Spencer had been given the recommendation to check out Locanda dell'Isola Comacina, a restaurant on an island on Lake Como in which they have been serving the same set menu since 1947. Parking space found, we worked our way down to the shore and took a small boat over to the island, watching trout swimming in the shallows before climbing the steps up to the restaurant which is nestled amongst rocks and lush greenery. Sat amongst couples out for a romantic Saturday lunch - and subject to a few questioning glances as to our own relationship - we were soon tucking into fresh local food and enjoying a glass of wine, feeling pretty good about life.

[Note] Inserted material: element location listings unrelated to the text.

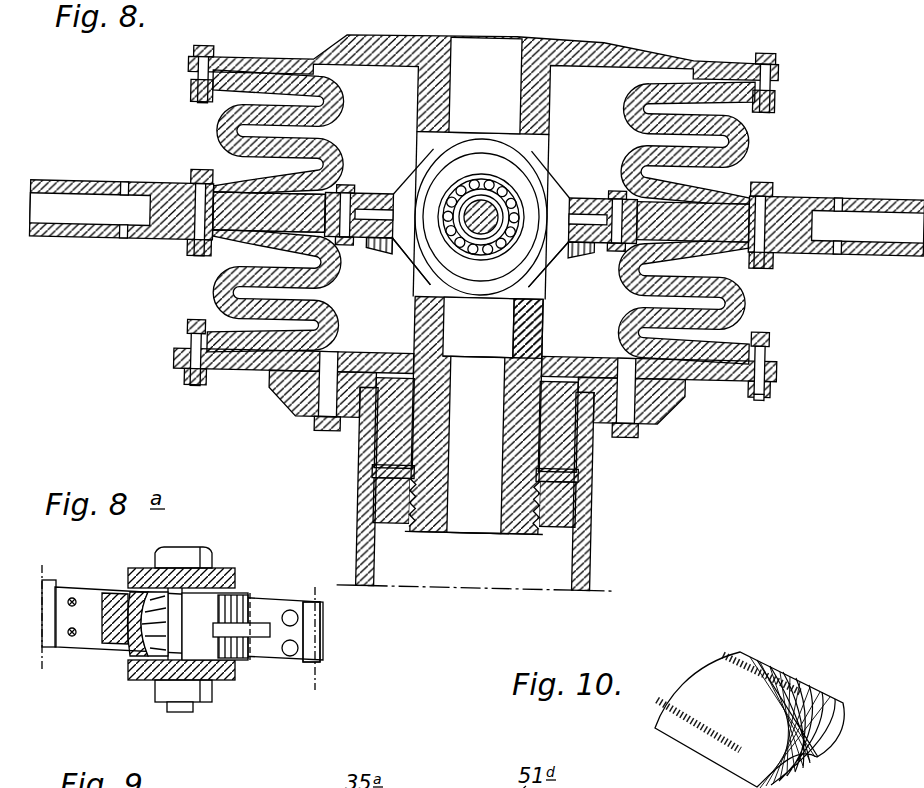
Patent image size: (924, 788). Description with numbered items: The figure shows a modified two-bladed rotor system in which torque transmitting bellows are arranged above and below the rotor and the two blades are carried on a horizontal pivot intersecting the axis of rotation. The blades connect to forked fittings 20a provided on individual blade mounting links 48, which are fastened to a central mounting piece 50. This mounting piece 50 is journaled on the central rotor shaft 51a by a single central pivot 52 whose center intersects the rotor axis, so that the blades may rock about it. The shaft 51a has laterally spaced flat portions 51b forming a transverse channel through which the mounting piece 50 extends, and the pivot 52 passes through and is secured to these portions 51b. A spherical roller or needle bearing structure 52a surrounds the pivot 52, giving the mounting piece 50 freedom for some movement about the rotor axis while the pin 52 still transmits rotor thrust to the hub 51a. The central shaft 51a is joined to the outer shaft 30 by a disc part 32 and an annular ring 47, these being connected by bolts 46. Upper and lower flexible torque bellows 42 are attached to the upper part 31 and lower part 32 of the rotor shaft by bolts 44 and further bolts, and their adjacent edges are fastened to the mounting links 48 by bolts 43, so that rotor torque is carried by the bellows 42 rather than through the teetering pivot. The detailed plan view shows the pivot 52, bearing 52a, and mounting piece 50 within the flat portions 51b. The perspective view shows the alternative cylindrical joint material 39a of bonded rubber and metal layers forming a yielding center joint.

In FIG. 8, the forked fittings 20a is at (186, 190).
In FIG. 8, the outer shaft 30 is at (588, 548).
In FIG. 8, the upper part of rotor shaft 31 is at (776, 72).
In FIG. 8, the disc part 32 is at (777, 353).
In FIG. 10, the joint material 39a is at (786, 670).
In FIG. 8, the flexible torque bellows 42 is at (742, 128).
In FIG. 8, the bolts 43 is at (190, 179).
In FIG. 8, the bolts 44 is at (190, 58).
In FIG. 8, the bolts 46 is at (322, 433).
In FIG. 8, the annular ring 47 is at (670, 409).
In FIG. 8, the blade mounting links 48 is at (238, 250).
In FIG. 8, the central mounting piece 50 is at (420, 232).
In FIG. 8A, the central mounting piece 50 is at (272, 652).
In FIG. 8, the rotor shaft 51a is at (531, 333).
In FIG. 8A, the rotor shaft 51a is at (222, 683).
In FIG. 8, the flat portions 51b is at (531, 286).
In FIG. 8A, the flat portions 51b is at (233, 594).
In FIG. 8, the central pivot 52 is at (481, 200).
In FIG. 8A, the central pivot 52 is at (210, 563).
In FIG. 8, the roller bearing structure 52a is at (487, 270).
In FIG. 8A, the roller bearing structure 52a is at (130, 652).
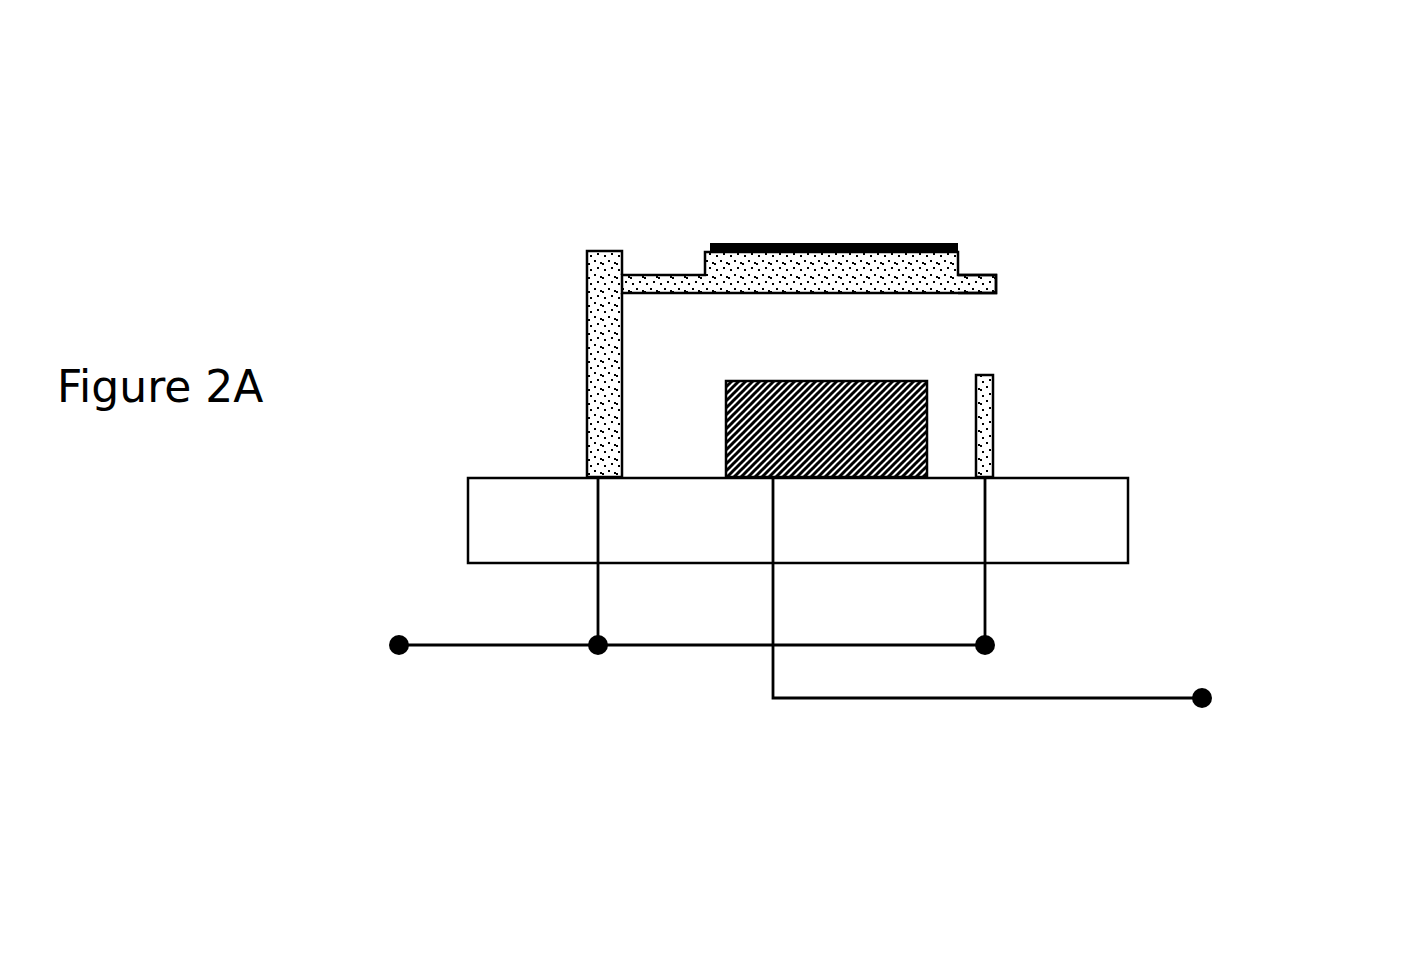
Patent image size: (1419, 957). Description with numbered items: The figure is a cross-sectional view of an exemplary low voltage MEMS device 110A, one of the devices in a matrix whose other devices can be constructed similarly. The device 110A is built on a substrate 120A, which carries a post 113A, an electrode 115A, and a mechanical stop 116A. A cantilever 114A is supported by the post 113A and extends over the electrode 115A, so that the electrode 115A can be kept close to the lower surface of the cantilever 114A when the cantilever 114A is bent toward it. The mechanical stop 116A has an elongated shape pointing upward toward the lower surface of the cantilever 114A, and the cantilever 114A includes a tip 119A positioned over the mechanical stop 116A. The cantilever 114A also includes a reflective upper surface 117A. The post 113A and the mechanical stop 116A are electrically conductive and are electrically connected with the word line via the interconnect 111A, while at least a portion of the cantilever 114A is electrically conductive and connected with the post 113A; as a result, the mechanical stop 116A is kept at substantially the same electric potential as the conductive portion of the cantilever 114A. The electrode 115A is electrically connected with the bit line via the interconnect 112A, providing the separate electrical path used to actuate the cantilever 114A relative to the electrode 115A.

Arriving at Villa Erba, some 15 minutes further down the lake, we managed to get parked in an area reserved for supercars and classics and only a stone's throw from the entrance. We knew we only had an hour before the event closed and before the organisers made their final preparations for the auction that evening but that would be more than enough to get a feel for things. I hadn't had a chance to view the catalogue online before arriving and had no idea how diverse the collection would be, the most memorable cars being a number of weird and wonderful Bertone concept cars such as the 1980 Lamborghini Athon (below). There were some older cars too, including the gorgeous Talbot-Lago Teardrop which was reportedly sold for an impressive €3,136,000.

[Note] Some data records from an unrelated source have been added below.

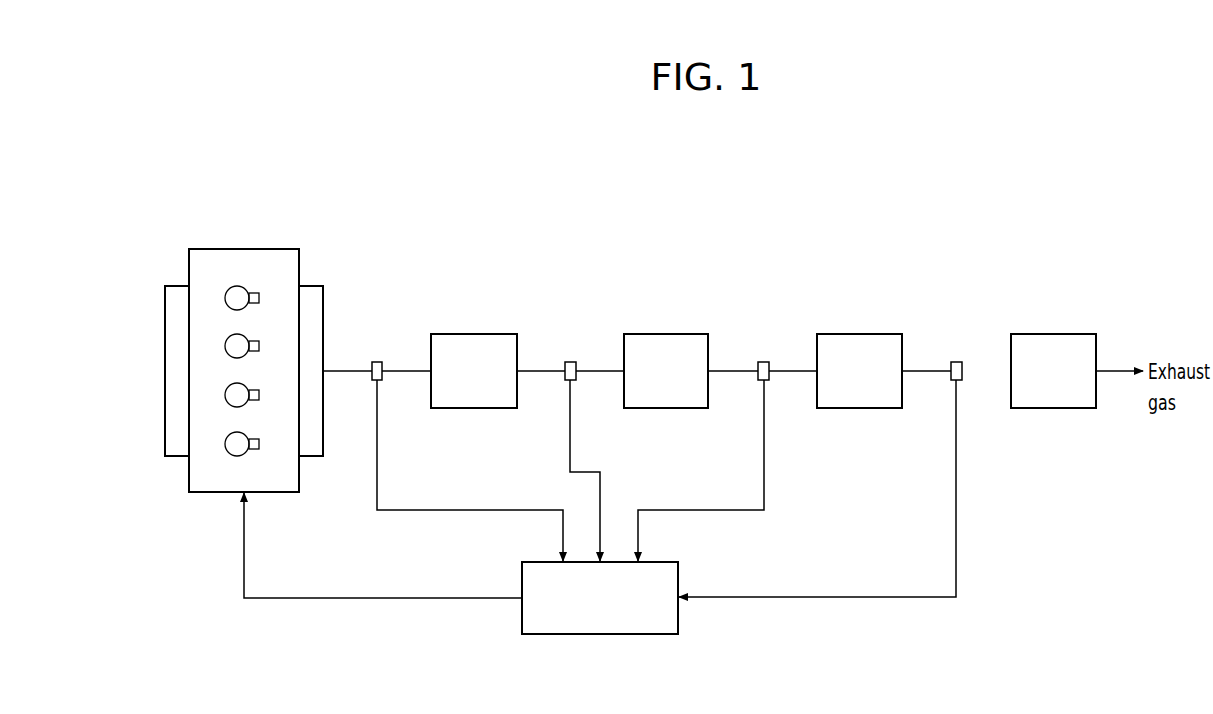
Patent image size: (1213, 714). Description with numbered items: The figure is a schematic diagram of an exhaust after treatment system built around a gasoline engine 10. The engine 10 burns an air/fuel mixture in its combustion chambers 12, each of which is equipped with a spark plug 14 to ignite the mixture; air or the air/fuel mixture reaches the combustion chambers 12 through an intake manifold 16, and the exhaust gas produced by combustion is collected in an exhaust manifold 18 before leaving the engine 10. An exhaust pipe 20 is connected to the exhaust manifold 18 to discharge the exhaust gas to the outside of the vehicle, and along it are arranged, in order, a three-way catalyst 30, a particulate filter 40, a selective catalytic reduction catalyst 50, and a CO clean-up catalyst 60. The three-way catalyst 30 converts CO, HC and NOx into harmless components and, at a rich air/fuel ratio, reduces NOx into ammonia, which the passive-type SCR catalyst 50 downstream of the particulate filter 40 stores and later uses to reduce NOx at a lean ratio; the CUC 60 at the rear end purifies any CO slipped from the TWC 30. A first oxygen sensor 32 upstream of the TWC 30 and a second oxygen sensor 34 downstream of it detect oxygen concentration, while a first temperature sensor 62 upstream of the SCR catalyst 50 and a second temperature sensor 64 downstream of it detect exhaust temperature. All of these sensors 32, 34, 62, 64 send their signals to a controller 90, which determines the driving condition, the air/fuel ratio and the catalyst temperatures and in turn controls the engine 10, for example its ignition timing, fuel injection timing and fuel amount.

The engine 10 is at (268, 226).
The combustion chamber 12 is at (237, 286).
The spark plug 14 is at (262, 298).
The intake manifold 16 is at (178, 286).
The exhaust manifold 18 is at (311, 286).
The exhaust pipe 20 is at (346, 374).
The three-way catalyst (TWC) 30 is at (473, 334).
The first oxygen sensor 32 is at (377, 362).
The second oxygen sensor 34 is at (570, 362).
The particulate filter (GPF) 40 is at (666, 334).
The selective catalytic reduction (SCR) catalyst 50 is at (859, 334).
The CO clean-up catalyst (CUC) 60 is at (1053, 334).
The first temperature sensor 62 is at (763, 362).
The second temperature sensor 64 is at (956, 362).
The controller 90 is at (599, 634).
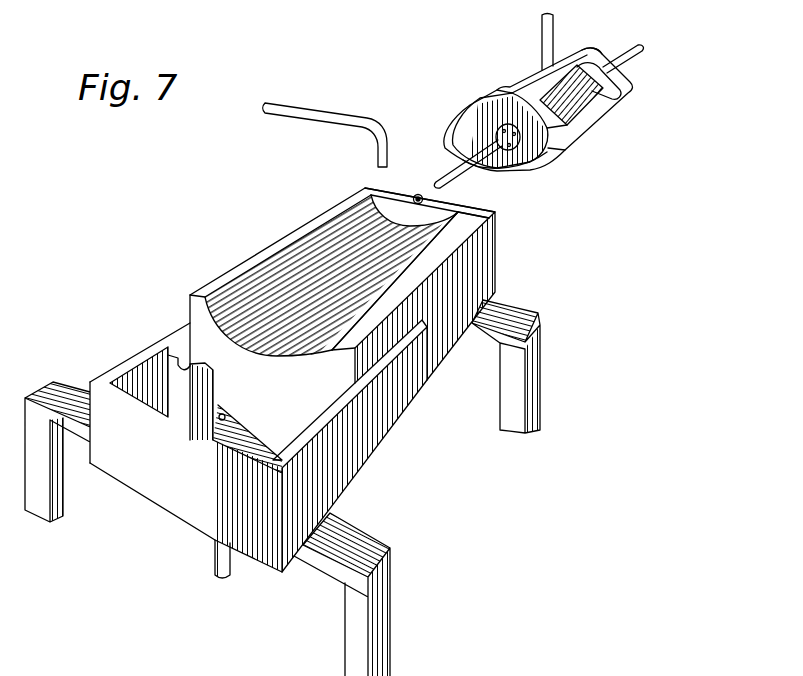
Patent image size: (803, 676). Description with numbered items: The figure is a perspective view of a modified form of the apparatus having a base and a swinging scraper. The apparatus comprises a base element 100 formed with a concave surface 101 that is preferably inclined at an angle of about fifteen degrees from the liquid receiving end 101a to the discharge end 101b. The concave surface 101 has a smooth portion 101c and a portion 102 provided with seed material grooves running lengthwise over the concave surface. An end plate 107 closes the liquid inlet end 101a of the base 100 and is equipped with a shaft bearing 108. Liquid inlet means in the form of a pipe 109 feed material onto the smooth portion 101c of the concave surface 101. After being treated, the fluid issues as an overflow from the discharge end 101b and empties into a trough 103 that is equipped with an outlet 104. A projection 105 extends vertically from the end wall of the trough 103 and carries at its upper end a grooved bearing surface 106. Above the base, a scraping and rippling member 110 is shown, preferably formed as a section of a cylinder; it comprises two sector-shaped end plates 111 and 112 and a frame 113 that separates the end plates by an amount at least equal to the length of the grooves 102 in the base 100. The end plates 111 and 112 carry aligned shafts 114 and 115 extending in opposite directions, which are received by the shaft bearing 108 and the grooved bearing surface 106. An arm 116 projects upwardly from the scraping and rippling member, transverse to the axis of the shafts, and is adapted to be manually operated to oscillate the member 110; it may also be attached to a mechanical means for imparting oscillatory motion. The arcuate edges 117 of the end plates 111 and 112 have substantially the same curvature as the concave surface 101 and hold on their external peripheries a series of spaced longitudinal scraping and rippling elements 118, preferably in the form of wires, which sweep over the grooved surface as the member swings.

The base element 100 is at (463, 285).
The concave surface 101 is at (282, 273).
The liquid receiving end 101a is at (458, 200).
The discharge end 101b is at (188, 320).
The smooth portion 101c is at (443, 232).
The grooved portion 102 is at (427, 262).
The trough 103 is at (277, 445).
The outlet 104 is at (213, 551).
The projection 105 is at (190, 407).
The grooved bearing surface 106 is at (185, 370).
The end plate 107 is at (380, 190).
The shaft bearing 108 is at (417, 193).
The pipe 109 is at (300, 106).
The scraping and rippling member 110 is at (583, 47).
The sector-shaped end plate 111 is at (607, 97).
The sector-shaped end plate 112 is at (563, 147).
The frame 113 is at (512, 82).
The shaft 114 is at (632, 45).
The shaft 115 is at (480, 133).
The arm 116 is at (542, 36).
The arcuate edge 117 is at (617, 90).
The scraping and rippling element 118 is at (600, 118).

It would have been interesting to see what the demand for these cars was at the auction (you can read a report on the Octane website here), but it was soon time to get back on the motorway, this time heading towards Turin. We quickly started to enjoy these stretches of the journey during our time in Italy. Maybe the roads weren't exciting or challenging 'drivers' roads' but you can make rapid progress, especially as the Italian drivers are quick to vacate the fast lane when they see a Ferrari in their rear-view mirror. In fact, a few accidents near Modena aside, the driving standards in Northern Italy seemed good and far removed from the stories of Italian road-based insanity I had heard from people back home.

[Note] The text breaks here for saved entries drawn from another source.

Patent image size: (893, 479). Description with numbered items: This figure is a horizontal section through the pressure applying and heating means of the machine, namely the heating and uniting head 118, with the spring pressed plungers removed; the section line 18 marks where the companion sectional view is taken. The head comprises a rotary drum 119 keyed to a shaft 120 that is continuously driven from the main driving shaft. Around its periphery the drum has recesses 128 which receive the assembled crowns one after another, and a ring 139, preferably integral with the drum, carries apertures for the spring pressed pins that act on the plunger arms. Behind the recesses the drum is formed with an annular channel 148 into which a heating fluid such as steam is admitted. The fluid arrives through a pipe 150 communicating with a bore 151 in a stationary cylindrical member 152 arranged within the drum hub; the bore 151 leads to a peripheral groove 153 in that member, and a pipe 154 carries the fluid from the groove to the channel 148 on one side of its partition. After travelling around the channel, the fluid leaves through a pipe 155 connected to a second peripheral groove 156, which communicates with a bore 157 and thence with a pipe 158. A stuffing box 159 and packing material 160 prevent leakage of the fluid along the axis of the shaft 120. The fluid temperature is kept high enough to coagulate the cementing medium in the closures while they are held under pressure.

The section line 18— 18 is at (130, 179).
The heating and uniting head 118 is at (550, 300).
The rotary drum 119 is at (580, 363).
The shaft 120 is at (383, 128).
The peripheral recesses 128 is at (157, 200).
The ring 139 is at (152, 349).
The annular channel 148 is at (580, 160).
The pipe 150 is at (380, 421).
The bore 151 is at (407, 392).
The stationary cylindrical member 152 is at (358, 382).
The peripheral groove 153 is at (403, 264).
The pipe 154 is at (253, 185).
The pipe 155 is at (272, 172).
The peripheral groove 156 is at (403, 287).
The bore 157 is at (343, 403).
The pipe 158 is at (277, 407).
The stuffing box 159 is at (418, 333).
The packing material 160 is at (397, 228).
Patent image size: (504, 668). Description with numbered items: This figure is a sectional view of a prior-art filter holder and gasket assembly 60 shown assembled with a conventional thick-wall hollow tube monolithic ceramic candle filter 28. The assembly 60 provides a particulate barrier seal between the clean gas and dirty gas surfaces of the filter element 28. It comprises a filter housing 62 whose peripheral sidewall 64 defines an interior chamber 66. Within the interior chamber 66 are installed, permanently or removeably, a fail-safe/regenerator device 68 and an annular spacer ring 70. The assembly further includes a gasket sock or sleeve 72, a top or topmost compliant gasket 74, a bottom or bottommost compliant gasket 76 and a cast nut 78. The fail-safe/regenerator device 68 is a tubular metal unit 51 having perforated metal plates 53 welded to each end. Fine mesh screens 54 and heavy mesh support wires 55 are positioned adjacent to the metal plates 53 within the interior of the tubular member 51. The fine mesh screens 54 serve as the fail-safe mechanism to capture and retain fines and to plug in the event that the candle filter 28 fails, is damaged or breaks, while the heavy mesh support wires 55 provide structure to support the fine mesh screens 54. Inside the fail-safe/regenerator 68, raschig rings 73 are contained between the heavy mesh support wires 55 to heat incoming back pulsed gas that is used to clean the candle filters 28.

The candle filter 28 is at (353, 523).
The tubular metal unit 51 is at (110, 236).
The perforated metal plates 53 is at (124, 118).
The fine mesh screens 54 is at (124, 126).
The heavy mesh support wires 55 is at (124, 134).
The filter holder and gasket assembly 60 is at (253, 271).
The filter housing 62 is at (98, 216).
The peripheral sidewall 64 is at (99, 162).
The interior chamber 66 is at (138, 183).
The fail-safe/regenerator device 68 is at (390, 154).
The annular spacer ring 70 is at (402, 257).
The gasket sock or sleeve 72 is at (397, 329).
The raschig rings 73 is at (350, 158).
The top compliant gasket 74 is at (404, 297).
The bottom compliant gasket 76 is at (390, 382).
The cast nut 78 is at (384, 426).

There are always a few idiots of course. Spencer and I watched with a combination of shock and amusement as a cigarette-smoking Mercedes driver pulled right up behind us in the fast lane of the motorway at what could be described as 'a reasonable speed', before proceeding to undertake us and then scything through the traffic ahead, to and fro across the lanes for as far as the eye could see.
For us these sections of the journey were a matter of efficiency rather than idiocy; a means to get us between places of interest and to the real drivers' roads I had built into the itinerary. The next day would see us heading for the Alpes Maritimes and hopefully some deserted roads en route to the Cote D'Azur and the end of this section of the road trip.